In regard to VTE-related outcomes, although the clinical presentation of VTE in patients with LC was more frequent as PE, we did not observe differences in adverse outcomes directly related to the VTE event compared to patients with OC. After a long-term follow-up, we observed a trend towards a greater, albeit not statistically significant, venous rethrombosis in patients with LC compared to those with OC. Likewise, no differences were found in the occurrence of major bleeding complications and causes of death. Thus, overall, our study suggests that the prognosis of VTE in patients with LC and OC would be similar at short and long-term follow-up. However, in a considerable proportion of patients included in our study the VTE index event was diagnosed incidentally by scheduled CT scans. Clinically unsuspected PE during scheduled CT scans is found in about 5% of all CT scans performed in cancer patients according to data by Browne et al (2010) and current international guidelines recommend to anticoagulate incidentally-found VTE. It is of note, that nearly 50% of all PEs in our study were incidentally-diagnosed as previously reported by our group (Font et al, 2011) and in agreement with other studies by several authors worldwide (Sun et al 2010, Di Nisio et al 2010 and Singh et al 2010). This should be taken into account on interpreting our VTE-related outcomes and on comparing our findings with data from studies only including patients with symptomatic VTE (Monreal et al 2006).
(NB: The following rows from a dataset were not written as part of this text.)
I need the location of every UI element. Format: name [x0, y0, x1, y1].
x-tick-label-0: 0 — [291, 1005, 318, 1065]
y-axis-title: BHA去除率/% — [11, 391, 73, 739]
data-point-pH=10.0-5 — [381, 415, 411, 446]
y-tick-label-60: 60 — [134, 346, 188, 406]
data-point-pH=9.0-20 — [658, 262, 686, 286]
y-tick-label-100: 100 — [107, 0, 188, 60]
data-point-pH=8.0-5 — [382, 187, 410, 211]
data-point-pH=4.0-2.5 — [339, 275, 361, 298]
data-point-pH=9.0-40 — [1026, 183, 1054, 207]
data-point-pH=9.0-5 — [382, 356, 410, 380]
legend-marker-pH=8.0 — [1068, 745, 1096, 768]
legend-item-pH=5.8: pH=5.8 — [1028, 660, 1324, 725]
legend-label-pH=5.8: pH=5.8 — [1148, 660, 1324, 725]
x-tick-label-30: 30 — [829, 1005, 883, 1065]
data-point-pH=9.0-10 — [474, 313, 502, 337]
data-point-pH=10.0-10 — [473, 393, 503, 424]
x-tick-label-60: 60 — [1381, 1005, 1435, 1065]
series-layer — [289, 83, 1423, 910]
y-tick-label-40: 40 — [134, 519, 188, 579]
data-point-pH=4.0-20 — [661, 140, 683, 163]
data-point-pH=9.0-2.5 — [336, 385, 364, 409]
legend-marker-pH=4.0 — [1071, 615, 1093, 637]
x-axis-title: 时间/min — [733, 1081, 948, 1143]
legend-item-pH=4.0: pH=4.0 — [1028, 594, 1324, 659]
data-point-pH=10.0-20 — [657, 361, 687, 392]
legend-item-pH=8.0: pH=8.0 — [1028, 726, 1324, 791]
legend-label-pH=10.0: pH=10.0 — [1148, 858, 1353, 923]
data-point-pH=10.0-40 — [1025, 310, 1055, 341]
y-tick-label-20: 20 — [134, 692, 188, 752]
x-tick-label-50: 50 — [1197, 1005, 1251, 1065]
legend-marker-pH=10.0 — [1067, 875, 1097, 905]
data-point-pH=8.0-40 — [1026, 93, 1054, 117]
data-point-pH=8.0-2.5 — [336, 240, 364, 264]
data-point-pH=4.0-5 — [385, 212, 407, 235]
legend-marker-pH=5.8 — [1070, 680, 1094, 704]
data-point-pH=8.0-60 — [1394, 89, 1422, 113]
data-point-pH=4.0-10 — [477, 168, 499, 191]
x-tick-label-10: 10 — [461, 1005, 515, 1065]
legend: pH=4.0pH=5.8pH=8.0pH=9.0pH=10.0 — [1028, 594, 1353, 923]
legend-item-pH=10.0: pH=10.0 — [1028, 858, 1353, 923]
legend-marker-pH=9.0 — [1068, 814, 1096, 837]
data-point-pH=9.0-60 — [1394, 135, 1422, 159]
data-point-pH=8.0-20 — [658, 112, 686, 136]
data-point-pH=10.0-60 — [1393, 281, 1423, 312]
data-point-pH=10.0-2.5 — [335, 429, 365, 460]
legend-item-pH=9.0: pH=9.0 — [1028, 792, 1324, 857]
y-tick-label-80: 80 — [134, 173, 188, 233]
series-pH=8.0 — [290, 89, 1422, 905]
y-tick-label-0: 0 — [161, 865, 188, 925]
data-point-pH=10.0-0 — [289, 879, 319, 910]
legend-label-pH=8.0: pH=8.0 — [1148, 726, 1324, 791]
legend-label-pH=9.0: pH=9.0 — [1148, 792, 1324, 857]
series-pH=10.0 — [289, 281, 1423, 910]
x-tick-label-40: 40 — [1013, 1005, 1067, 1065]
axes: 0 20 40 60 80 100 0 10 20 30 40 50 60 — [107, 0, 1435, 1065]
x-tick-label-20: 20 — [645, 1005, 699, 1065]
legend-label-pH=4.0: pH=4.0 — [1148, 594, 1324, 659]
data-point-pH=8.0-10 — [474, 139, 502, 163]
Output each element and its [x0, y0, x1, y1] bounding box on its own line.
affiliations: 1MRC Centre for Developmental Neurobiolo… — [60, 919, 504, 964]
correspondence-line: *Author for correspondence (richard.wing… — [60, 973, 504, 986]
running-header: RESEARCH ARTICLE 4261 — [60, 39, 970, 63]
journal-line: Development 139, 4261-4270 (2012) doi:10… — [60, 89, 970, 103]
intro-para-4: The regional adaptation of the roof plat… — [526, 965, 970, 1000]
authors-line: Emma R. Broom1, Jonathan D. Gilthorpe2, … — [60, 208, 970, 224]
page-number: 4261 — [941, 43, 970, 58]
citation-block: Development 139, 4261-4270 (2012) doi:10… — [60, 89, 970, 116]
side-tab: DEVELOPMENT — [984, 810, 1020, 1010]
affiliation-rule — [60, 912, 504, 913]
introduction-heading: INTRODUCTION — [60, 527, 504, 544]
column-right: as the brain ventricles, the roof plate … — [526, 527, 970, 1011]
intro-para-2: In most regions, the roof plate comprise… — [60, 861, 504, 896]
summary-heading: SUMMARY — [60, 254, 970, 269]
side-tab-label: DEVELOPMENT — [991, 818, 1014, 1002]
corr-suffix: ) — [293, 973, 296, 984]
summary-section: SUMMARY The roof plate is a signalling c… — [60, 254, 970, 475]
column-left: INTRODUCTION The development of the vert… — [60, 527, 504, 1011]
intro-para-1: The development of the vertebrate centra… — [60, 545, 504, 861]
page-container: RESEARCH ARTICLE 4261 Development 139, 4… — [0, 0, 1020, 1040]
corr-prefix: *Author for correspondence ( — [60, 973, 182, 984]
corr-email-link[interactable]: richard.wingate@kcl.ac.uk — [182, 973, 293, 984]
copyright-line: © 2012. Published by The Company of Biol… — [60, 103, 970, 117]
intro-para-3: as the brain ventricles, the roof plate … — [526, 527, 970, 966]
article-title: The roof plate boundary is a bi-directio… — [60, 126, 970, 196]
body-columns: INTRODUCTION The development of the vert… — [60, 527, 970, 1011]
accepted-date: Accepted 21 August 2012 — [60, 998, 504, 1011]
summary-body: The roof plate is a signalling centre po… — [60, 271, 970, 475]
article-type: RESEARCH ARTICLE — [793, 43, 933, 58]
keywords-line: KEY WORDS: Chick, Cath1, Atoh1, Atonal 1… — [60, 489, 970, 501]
A limitation of our study is that a high proportion of our patients died in palliative-care facilities outside our institution or were lost of follow-up. In addition, we did not routinely perform autopsies to all patients who died in our hospital. Consequently, it is difficult to be sure of the real incidence of ‘venous rethrombotic events’ during follow-up.   

In summary, the present study provides new information on the epidemiology of thrombosis in cancer patients. Lung cancer was the most frequent tumor in our series and VTE occurred earlier in these patients after the diagnosis of cancer compared to OC. Highly significant differences were found in mortality, albeit not VTE-related, on comparing LC and OC patients. Nonetheless, we did not observe significant differences in either the short or long-term follow-up with respect to VTE-related outcomes. These findings suggest that the behavior of the underlying biological mechanisms in patients with LC may differ resulting in a higher clinical agressiveness in both the development of thrombosis and prognosis of the oncological process.